Boris Johnson clearly believes that his biggest enemy in this election campaign is complacency.

With the polls tightening, the Conservative leader squeezed in an extra campaign visit to Salisbury just hours before the Nato summit kicked off.

Speaking at a veterans' rehab centre, Mr Johnson told journalists: "This election is going to go to the wire." He added: "There are nine days to go, it is a very, very tight election and the choice is critical."

Asked what he's been doing to relax, the PM refused to answer in case it gives the impression he is slacking off - although he did claim to indulge in "quadratic equations and pre-Socratic philosophy" before clarifying that it was a joke.

But he firmly denied being "knackered", bellowing: "I'm fit as a butcher's dog!

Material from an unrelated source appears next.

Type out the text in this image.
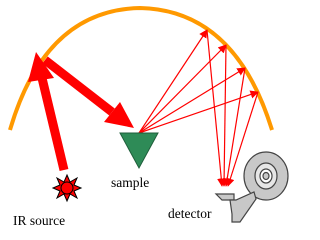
sample
IR source	detector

I'm like a coiled... something or other... a coiled spring!" And he hit back at claims the election is taking a toll on the public, telling reporters: "I'm not the artist, I'm merely the subject - it is for you to apply the rich chiaroscuro to your canvas."

Mr Johnson had a warm reception in true-blue Salisbury where he toured the Christmas market, picking up a pack of pork-and-pepper sausages from the local butcher and home-baked brownies from a street stall. Several passers-by gave him words of encouragement.

But there was protest too, with one person shouting "vote Labour" and a Remain supporting pensioner telling the Prime Minister: "Shame on you."

The choice of Salisbury for the trip was calculated to remind voters of the Russian chemical attack there, and to recall Jeremy Corbyn's response, given the controversy sparked by the Labour leader's initial reluctance to point the finger at Vladimir Putin.

It was also designed to dispel claims Mr Johnson has dodged scrutiny during the election campaign.

"I'm the first prime minister to have done a head-to-head TV debate," he said. "I did the Question Time thing, I've done hours and hours of phone-ins. I think I've fielded more questions from press conferences than other leaders standing at the election. I don't think I have been unscrutinised.

"As Socrates said, the unscrutinised life is not the life of a man." But will he submit to a grilling from BBC attack dog Andrew Neil? Still no answer.